Dowling stayed there for five years before striking out on his own.
Taking over the Padded Wagon in 1991, he became the fourth owner since the company’s formation in 1952. By Dowling’s account, the firm had been founded by a small band of writers and actors who wanted to augment their otherwise lean and irregular incomes.
One of his challenges was to build up the business as professionally as possible. He says radical change was not needed; interestingly, one strand of the expansionary efforts involved building upon the company’s original progressive ethos.
Even in the early ’90s, Dowling recalls, some moving companies and their personnel did not hide their distaste for the gay community, in part because of the hysteria and homophobia which surrounded the AIDS epidemic. His company, he determined, would be different. Aside from its ethical dimension, the decision made sound business sense and paid dividends.
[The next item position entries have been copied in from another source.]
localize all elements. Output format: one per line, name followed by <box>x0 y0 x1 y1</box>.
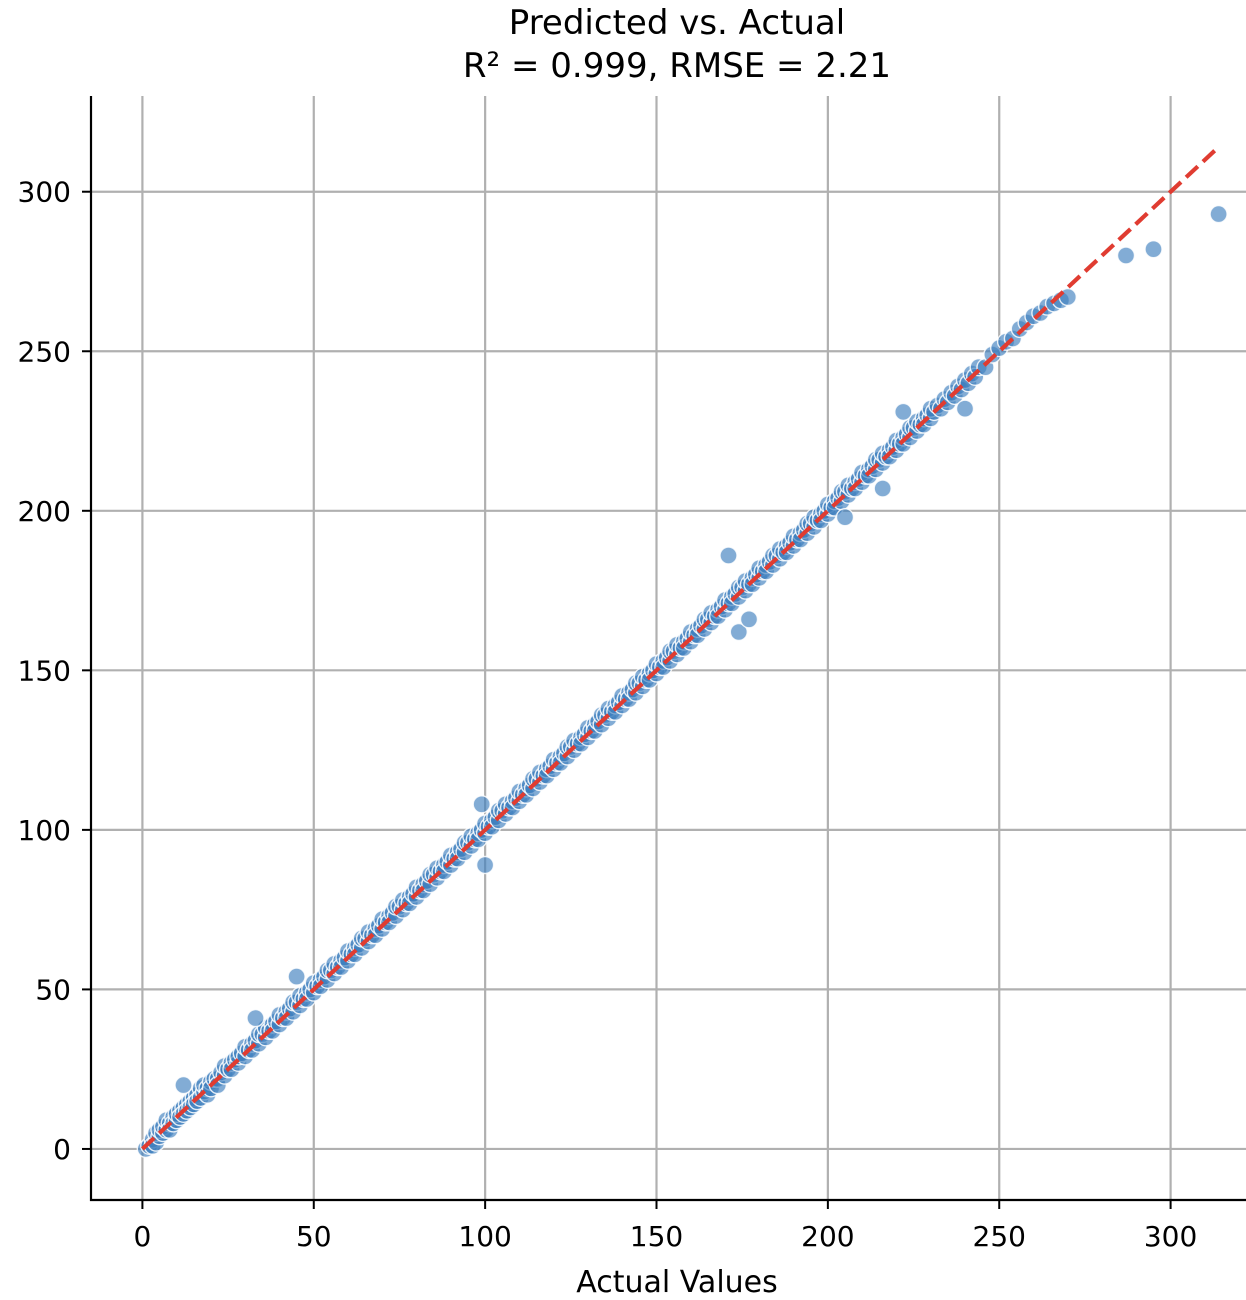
data-point <box>472 795 491 814</box>
y-tick-label: 150 <box>18 654 71 687</box>
x-axis-label: Actual Values <box>576 1265 778 1300</box>
data-point <box>955 399 975 418</box>
data-point <box>475 855 495 875</box>
data-point <box>739 610 759 629</box>
x-tick-label: 0 <box>133 1220 151 1253</box>
data-point <box>1209 204 1228 224</box>
y-tick-label: 100 <box>18 814 71 847</box>
reference-line <box>140 148 1217 1151</box>
x-tick-label: 150 <box>630 1220 683 1253</box>
y-tick-label: 200 <box>18 495 71 528</box>
y-tick-label: 50 <box>35 973 71 1006</box>
x-axis-ticks: 0 50 100 150 200 250 300 <box>133 1200 1197 1253</box>
gridlines <box>91 96 1246 1200</box>
data-point <box>894 402 913 422</box>
data-point <box>1116 246 1136 265</box>
x-tick-label: 50 <box>296 1220 332 1253</box>
chart-title: Predicted vs. Actual <box>509 3 845 43</box>
data-point <box>835 508 855 527</box>
y-tick-label: 250 <box>18 335 71 368</box>
data-point <box>873 479 892 498</box>
axes-frame <box>89 96 1246 1202</box>
data-point <box>1144 239 1163 259</box>
x-tick-label: 200 <box>801 1220 854 1253</box>
data-point <box>287 967 306 986</box>
y-tick-label: 0 <box>53 1133 71 1166</box>
data-point <box>719 546 738 565</box>
scatter-points <box>136 204 1228 1159</box>
data-point <box>246 1008 265 1028</box>
y-axis-ticks: 0 50 100 150 200 250 300 <box>18 176 91 1166</box>
x-tick-label: 300 <box>1144 1220 1197 1253</box>
chart-subtitle: R² = 0.999, RMSE = 2.21 <box>463 46 891 86</box>
x-tick-label: 100 <box>458 1220 511 1253</box>
data-point <box>174 1075 193 1095</box>
data-point <box>729 622 748 642</box>
x-tick-label: 250 <box>973 1220 1026 1253</box>
y-tick-label: 300 <box>18 176 71 209</box>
A series of other sound choices helped the firm become bigger and more profitable. Dowling recalls that “we started in New York with just six trucks.” That soon changed. Now, the Padded Wagon has 75 vehicles and a staff of 200 in New York alone.
The owner makes light of the challenges posed by opening offices across the country — he contends that one only needs to take the same principles and practices that have been successful in one place and replicate them somewhere else. His sister runs the New York office; his brother does the same job in Florida; and his father and brother-in-law are intimately involved in the Florida operation.
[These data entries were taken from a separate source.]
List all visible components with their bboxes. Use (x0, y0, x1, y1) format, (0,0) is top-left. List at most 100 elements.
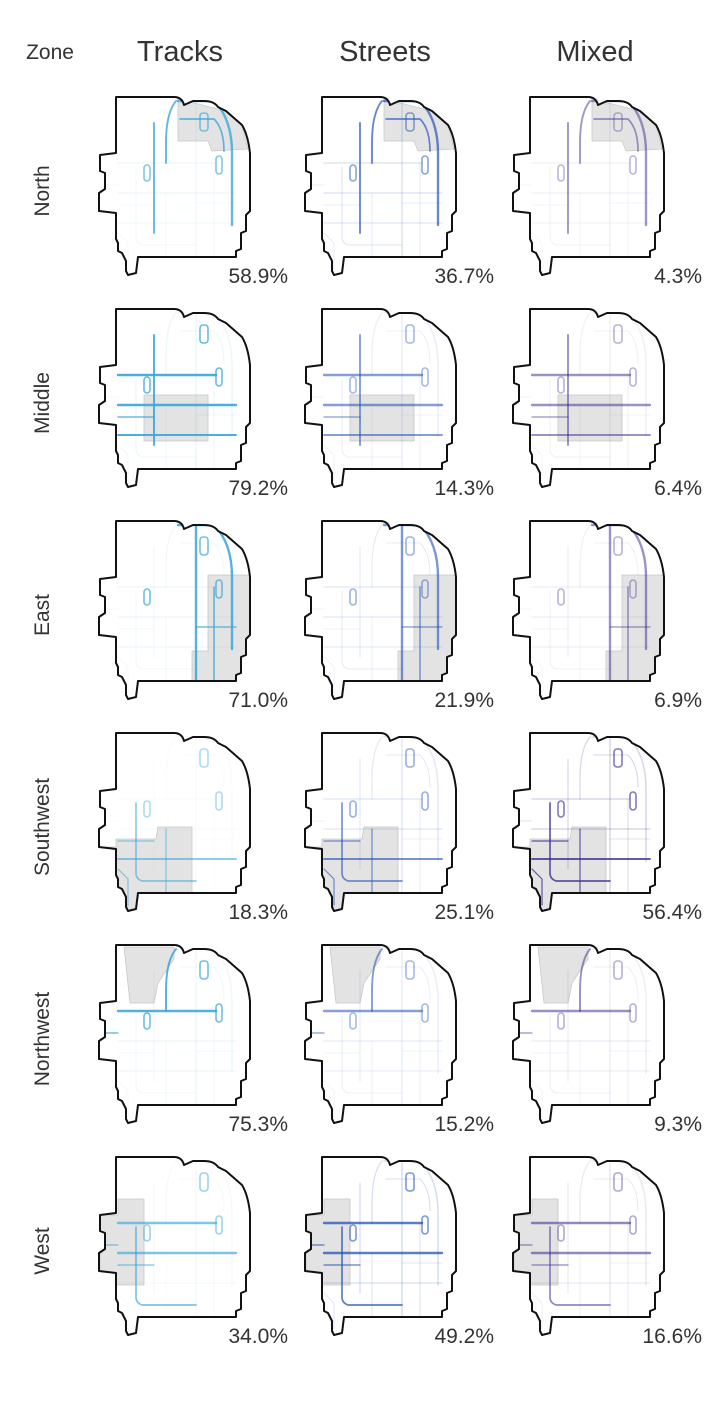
route-segment (165, 312, 177, 376)
map-north-tracks (98, 96, 251, 276)
route-segment (135, 1226, 197, 1306)
loop-track (215, 791, 223, 811)
route-network (105, 523, 237, 694)
map-middle-mixed (512, 308, 665, 488)
map-northwest-streets (304, 944, 457, 1124)
city-outline (512, 520, 665, 700)
route-segment (371, 1160, 383, 1224)
share-label-north-streets: 36.7% (434, 265, 494, 288)
route-segment (341, 378, 403, 458)
share-label-west-mixed: 16.6% (642, 1325, 702, 1348)
loop-track (349, 800, 357, 818)
loop-track (557, 800, 565, 818)
share-label-southwest-streets: 25.1% (434, 901, 494, 924)
loop-track (629, 155, 637, 175)
route-segment (117, 444, 129, 482)
loop-track (421, 579, 429, 599)
route-segment (593, 754, 639, 788)
route-segment (579, 100, 591, 164)
loop-track (405, 960, 415, 980)
share-label-east-mixed: 6.9% (654, 689, 702, 712)
map-southwest-streets (304, 732, 457, 912)
row-label-southwest: Southwest (31, 778, 54, 876)
route-segment (579, 524, 591, 588)
column-header-streets: Streets (339, 36, 431, 68)
route-segment (165, 100, 177, 164)
route-segment (531, 656, 543, 694)
loop-track (421, 1003, 429, 1023)
loop-track (629, 579, 637, 599)
map-east-streets (304, 520, 457, 700)
share-label-northwest-tracks: 75.3% (228, 1113, 288, 1136)
route-segment (135, 378, 197, 458)
loop-track (557, 376, 565, 394)
route-segment (371, 948, 383, 1012)
loop-track (199, 1172, 209, 1192)
loop-track (143, 1224, 151, 1242)
zone-highlight-middle (143, 394, 209, 442)
loop-track (557, 1012, 565, 1030)
route-segment (549, 378, 611, 458)
share-label-east-tracks: 71.0% (228, 689, 288, 712)
city-outline (98, 1156, 251, 1336)
route-segment (117, 1080, 129, 1118)
route-segment (180, 755, 224, 787)
city-outline (304, 520, 457, 700)
route-segment (341, 802, 403, 882)
route-network (117, 748, 237, 906)
route-segment (385, 966, 431, 1000)
loop-track (143, 164, 151, 182)
city-outline (512, 732, 665, 912)
zone-highlight-middle (349, 394, 415, 442)
share-label-middle-tracks: 79.2% (228, 477, 288, 500)
route-segment (117, 1292, 129, 1330)
city-outline (304, 732, 457, 912)
route-segment (179, 118, 225, 152)
route-segment (385, 754, 431, 788)
loop-track (143, 588, 151, 606)
route-segment (371, 312, 383, 376)
zone-highlight-north (177, 98, 249, 152)
zone-highlight-north (591, 98, 663, 152)
map-west-tracks (98, 1156, 251, 1336)
loop-track (629, 1003, 637, 1023)
share-label-north-tracks: 58.9% (228, 265, 288, 288)
route-segment (593, 330, 639, 364)
map-east-mixed (512, 520, 665, 700)
loop-track (349, 1224, 357, 1242)
share-label-west-tracks: 34.0% (228, 1325, 288, 1348)
city-outline (98, 308, 251, 488)
zone-highlight-southwest (305, 826, 399, 911)
route-network (311, 736, 443, 906)
loop-track (405, 536, 415, 556)
loop-track (199, 324, 209, 344)
city-outline (98, 96, 251, 276)
route-segment (341, 1014, 403, 1094)
zone-highlight-southwest (99, 826, 193, 911)
route-segment (341, 590, 403, 670)
city-outline (304, 1156, 457, 1336)
map-middle-streets (304, 308, 457, 488)
route-segment (593, 118, 639, 152)
loop-track (143, 376, 151, 394)
route-segment (549, 802, 611, 882)
loop-track (349, 588, 357, 606)
share-label-middle-streets: 14.3% (434, 477, 494, 500)
loop-track (143, 800, 151, 818)
route-segment (135, 590, 197, 670)
loop-track (405, 1172, 415, 1192)
zone-highlight-middle (557, 394, 623, 442)
route-segment (165, 1160, 177, 1224)
route-segment (117, 232, 129, 270)
route-segment (385, 1178, 431, 1212)
city-outline (512, 308, 665, 488)
loop-track (199, 960, 209, 980)
loop-track (215, 1215, 223, 1235)
route-network (519, 312, 652, 482)
loop-track (405, 748, 415, 768)
route-segment (371, 100, 383, 164)
column-header-mixed: Mixed (556, 36, 633, 68)
loop-track (199, 536, 209, 556)
route-segment (531, 1292, 543, 1330)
The moving sector is “very competitive” in New York, according to Dowling. But he adds that in a business where trust is particularly important, word of mouth recommendations and reliability are more highly prized than the capacity to offer bargain-basement prices.
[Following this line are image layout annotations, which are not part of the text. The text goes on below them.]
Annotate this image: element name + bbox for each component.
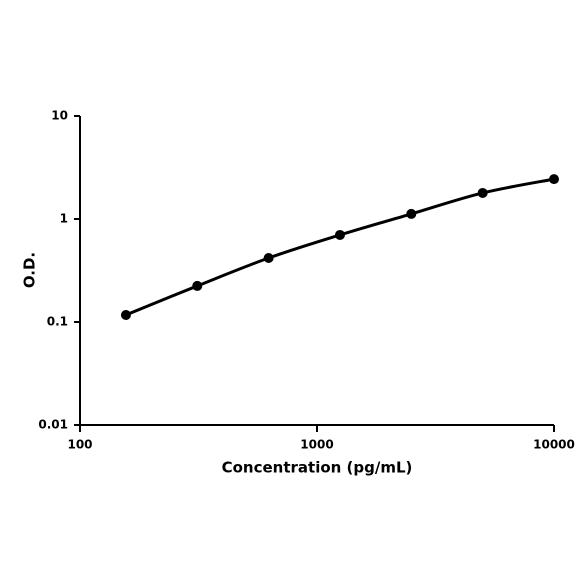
- point: [477, 187, 488, 198]
- x-tick-label: 100: [67, 438, 92, 452]
- y-tick-label: 0.01: [38, 418, 68, 432]
- y-tick-label: 1: [60, 212, 68, 226]
- curve: [125, 177, 555, 317]
- x-tick-label: 10000: [533, 438, 575, 452]
- x-axis-title: Concentration (pg/mL): [222, 459, 413, 477]
- point: [120, 309, 131, 320]
- point: [334, 229, 345, 240]
- point: [192, 280, 203, 291]
- point: [549, 174, 559, 185]
- y-tick-label: 0.1: [47, 315, 68, 329]
- point: [263, 253, 274, 264]
- x-tick-label: 1000: [300, 438, 333, 452]
- y-axis-title: O.D.: [21, 252, 39, 288]
- y-tick-label: 10: [51, 109, 68, 123]
- point: [406, 208, 417, 219]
The Padded Wagon, he says, does a lot of moving from prestige addresses such as those on New York’s Fifth and Park Avenues — for that kind of clientele, care taken with priceless possessions is likely to be the main priority.
Dowling’s commitment to the Irish community extends far beyond employing Irish movers at his firm. He has invested $100,000 in the Randalls Island project, which hopes to set up a sportd complex and stadium at the East River location. The facilities would be used by the GAA, among others.
He is also a fundraiser for Maynooth College, the university in north Kildare that includes Ireland’s last remaining seminary. For the last six years, Dowling has organized an annual dinner for the college in New York, to which he invites figures from the Irish business community in addition to some Padded Wagon clients. It is, he says, “pretty successful.”
Dowling will not be drawn on his plans for the future. It’s odds-on, though, that his commitment to his moving business will remain undimmed.
So, when he himself moves house, does he get involved in every step of the process?
“No, no,” he said, laughing. “I get off to the golf course and let my wife take care of that.”